Вот с неистовой и неожиданной силой произносит Филатов разрушительный монолог несчастного скупца барона; в конце спектакля тому же Филатову предстоит труднейшая роль виновного Сальери. Бортник с тонким изяществом играет манерного молодого человека в «Пире», а потом, в итоге спектакля, — с поразительной простотой и естественностью является нам Моцартом. Акварельно-женственна донна Анна — Демидова, иронически подан Золотухиным Дон Гуан, мрачное контральто песен глухим набатом звучит в исполнении Сайко? У всех в разные моменты рождается своя тема, своя интонация, краска. Настроение меняется, колеблется, как огонь свечей.
Возможно кто-то будет оспаривать толкование отдельных ролей. Это практически неизбежно применительно к Пушкину. На мой взгляд, важнее то, что театр выиграл сложнейшую игру, и победил нешуточно, ответственно. Надо сказать и о необычной световой партитуре спектакля — свет и цвет здесь образуют сложную витражную игру.

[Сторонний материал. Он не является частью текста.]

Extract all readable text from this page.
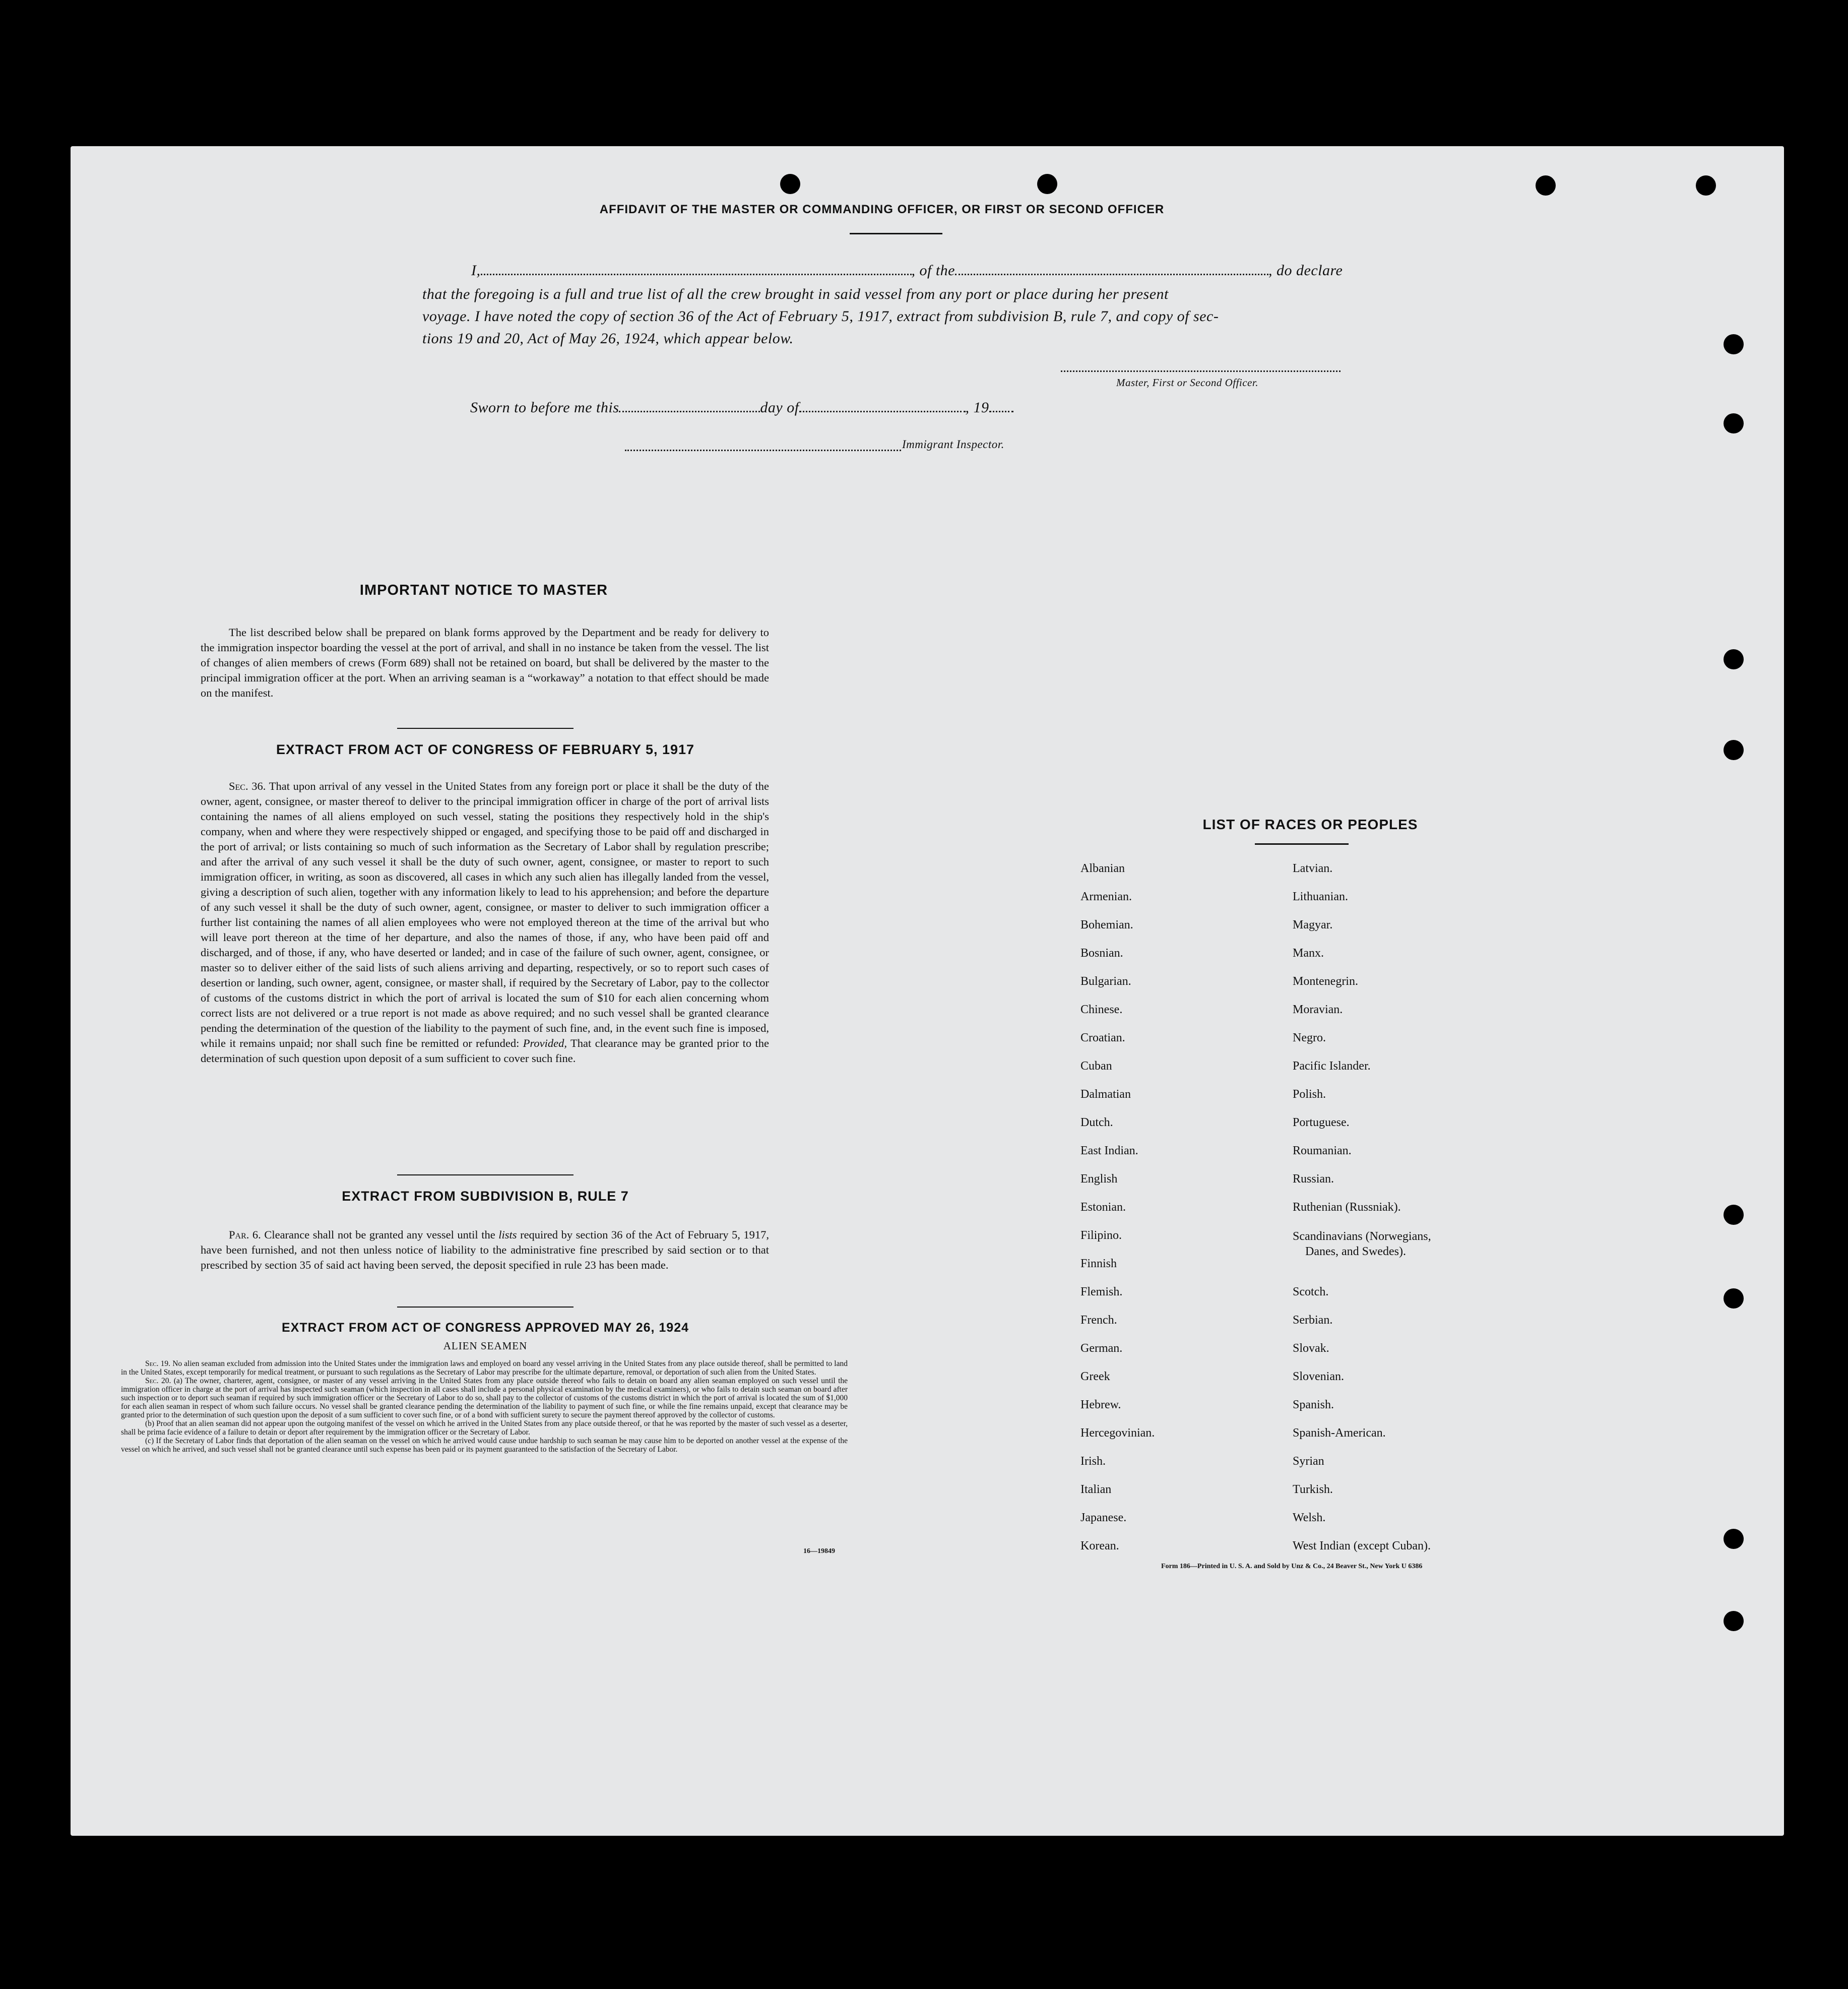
AFFIDAVIT OF THE MASTER OR COMMANDING OFFICER, OR FIRST OR SECOND OFFICER
I,	, of the	, do declare
that the foregoing is a full and true list of all the crew brought in said vessel from any port or place during her present
voyage. I have noted the copy of section 36 of the Act of February 5, 1917, extract from subdivision B, rule 7, and copy of sec-
tions 19 and 20, Act of May 26, 1924, which appear below.
Master, First or Second Officer.
Sworn to before me this	day of	, 19
Immigrant Inspector.
IMPORTANT NOTICE TO MASTER

The list described below shall be prepared on blank forms approved by the Department and be ready for delivery to the immigration inspector boarding the vessel at the port of arrival, and shall in no instance be taken from the vessel. The list of changes of alien members of crews (Form 689) shall not be retained on board, but shall be delivered by the master to the principal immigration officer at the port. When an arriving seaman is a “workaway” a notation to that effect should be made on the manifest.

EXTRACT FROM ACT OF CONGRESS OF FEBRUARY 5, 1917

Sec. 36. That upon arrival of any vessel in the United States from any foreign port or place it shall be the duty of the owner, agent, consignee, or master thereof to deliver to the principal immigration officer in charge of the port of arrival lists containing the names of all aliens employed on such vessel, stating the positions they respectively hold in the ship's company, when and where they were respectively shipped or engaged, and specifying those to be paid off and discharged in the port of arrival; or lists containing so much of such information as the Secretary of Labor shall by regulation prescribe; and after the arrival of any such vessel it shall be the duty of such owner, agent, consignee, or master to report to such immigration officer, in writing, as soon as discovered, all cases in which any such alien has illegally landed from the vessel, giving a description of such alien, together with any information likely to lead to his apprehension; and before the departure of any such vessel it shall be the duty of such owner, agent, consignee, or master to deliver to such immigration officer a further list containing the names of all alien employees who were not employed thereon at the time of the arrival but who will leave port thereon at the time of her departure, and also the names of those, if any, who have been paid off and discharged, and of those, if any, who have deserted or landed; and in case of the failure of such owner, agent, consignee, or master so to deliver either of the said lists of such aliens arriving and departing, respectively, or so to report such cases of desertion or landing, such owner, agent, consignee, or master shall, if required by the Secretary of Labor, pay to the collector of customs of the customs district in which the port of arrival is located the sum of $10 for each alien concerning whom correct lists are not delivered or a true report is not made as above required; and no such vessel shall be granted clearance pending the determination of the question of the liability to the payment of such fine, and, in the event such fine is imposed, while it remains unpaid; nor shall such fine be remitted or refunded: Provided, That clearance may be granted prior to the determination of such question upon deposit of a sum sufficient to cover such fine.

EXTRACT FROM SUBDIVISION B, RULE 7

Par. 6. Clearance shall not be granted any vessel until the lists required by section 36 of the Act of February 5, 1917, have been furnished, and not then unless notice of liability to the administrative fine prescribed by said section or to that prescribed by section 35 of said act having been served, the deposit specified in rule 23 has been made.

EXTRACT FROM ACT OF CONGRESS APPROVED MAY 26, 1924
ALIEN SEAMEN

Sec. 19. No alien seaman excluded from admission into the United States under the immigration laws and employed on board any vessel arriving in the United States from any place outside thereof, shall be permitted to land in the United States, except temporarily for medical treatment, or pursuant to such regulations as the Secretary of Labor may prescribe for the ultimate departure, removal, or deportation of such alien from the United States.

Sec. 20. (a) The owner, charterer, agent, consignee, or master of any vessel arriving in the United States from any place outside thereof who fails to detain on board any alien seaman employed on such vessel until the immigration officer in charge at the port of arrival has inspected such seaman (which inspection in all cases shall include a personal physical examination by the medical examiners), or who fails to detain such seaman on board after such inspection or to deport such seaman if required by such immigration officer or the Secretary of Labor to do so, shall pay to the collector of customs of the customs district in which the port of arrival is located the sum of $1,000 for each alien seaman in respect of whom such failure occurs. No vessel shall be granted clearance pending the determination of the liability to payment of such fine, or while the fine remains unpaid, except that clearance may be granted prior to the determination of such question upon the deposit of a sum sufficient to cover such fine, or of a bond with sufficient surety to secure the payment thereof approved by the collector of customs.

(b) Proof that an alien seaman did not appear upon the outgoing manifest of the vessel on which he arrived in the United States from any place outside thereof, or that he was reported by the master of such vessel as a deserter, shall be prima facie evidence of a failure to detain or deport after requirement by the immigration officer or the Secretary of Labor.

(c) If the Secretary of Labor finds that deportation of the alien seaman on the vessel on which he arrived would cause undue hardship to such seaman he may cause him to be deported on another vessel at the expense of the vessel on which he arrived, and such vessel shall not be granted clearance until such expense has been paid or its payment guaranteed to the satisfaction of the Secretary of Labor.

16—19849
LIST OF RACES OR PEOPLES
Albanian
Armenian.
Bohemian.
Bosnian.
Bulgarian.
Chinese.
Croatian.
Cuban
Dalmatian
Dutch.
East Indian.
English
Estonian.
Filipino.
Finnish
Flemish.
French.
German.
Greek
Hebrew.
Hercegovinian.
Irish.
Italian
Japanese.
Korean.
Latvian.
Lithuanian.
Magyar.
Manx.
Montenegrin.
Moravian.
Negro.
Pacific Islander.
Polish.
Portuguese.
Roumanian.
Russian.
Ruthenian (Russniak).
Scandinavians (Norwegians,
Danes, and Swedes).
Scotch.
Serbian.
Slovak.
Slovenian.
Spanish.
Spanish-American.
Syrian
Turkish.
Welsh.
West Indian (except Cuban).
Form 186—Printed in U. S. A. and Sold by Unz & Co., 24 Beaver St., New York U 6386
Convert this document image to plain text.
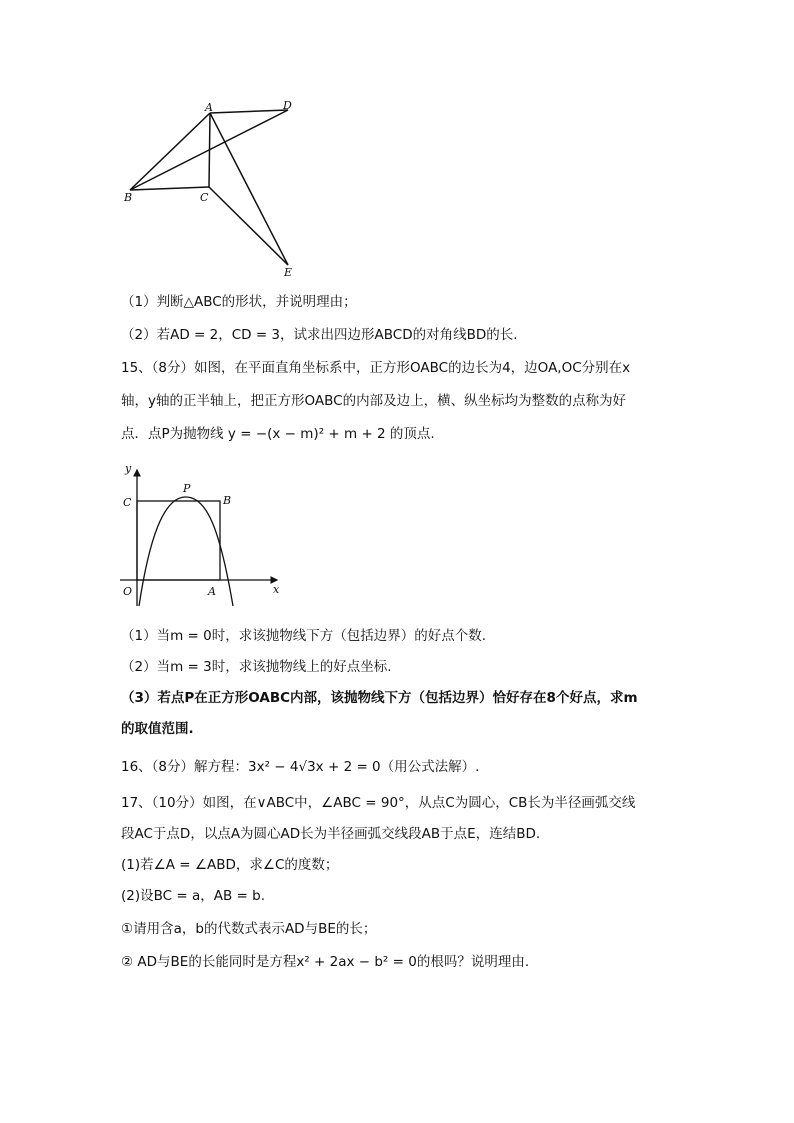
A	D
B	C
E
（1）判断△ABC的形状，并说明理由；
（2）若AD = 2，CD = 3，试求出四边形ABCD的对角线BD的长.
15、（8分）如图，在平面直角坐标系中，正方形OABC的边长为4，边OA,OC分别在x
轴，y轴的正半轴上，把正方形OABC的内部及边上，横、纵坐标均为整数的点称为好
点．点P为抛物线 y = −(x − m)² + m + 2 的顶点.
y
x
C	B
P
O	A
（1）当m = 0时，求该抛物线下方（包括边界）的好点个数.
（2）当m = 3时，求该抛物线上的好点坐标.
（3）若点P在正方形OABC内部，该抛物线下方（包括边界）恰好存在8个好点，求m
的取值范围.
16、（8分）解方程：3x² − 4√3x + 2 = 0（用公式法解）.
17、（10分）如图，在∨ABC中，∠ABC = 90°，从点C为圆心，CB长为半径画弧交线
段AC于点D，以点A为圆心AD长为半径画弧交线段AB于点E，连结BD.
(1)若∠A = ∠ABD，求∠C的度数；
(2)设BC = a，AB = b.
①请用含a，b的代数式表示AD与BE的长；
② AD与BE的长能同时是方程x² + 2ax − b² = 0的根吗？说明理由.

И, наконец, — музыка. Эту музыку катастрофы, написанную Альфредом Шнитке специально для данного спектакля, необходимо услышать. То грозная, то нежная, музыка сопровождает спектакль, не отпускает его от себя, витает над ним и властвует над ним.
Неожиданный букет, своего рода «венок сонетов», преподнес театр Пушкину в день его рождения. Почтителен этот дар. Не все же нам невинно ликовать и приплясывать. Нужна и грусть подчас. Исполнен мрачноватой силы дерзкий спектакль. О чем он? О совести искусства. О красоте, которая, быть может, спасет мир. Об уме и таланте, которые столь нужны людям, особенно — в трудные времена.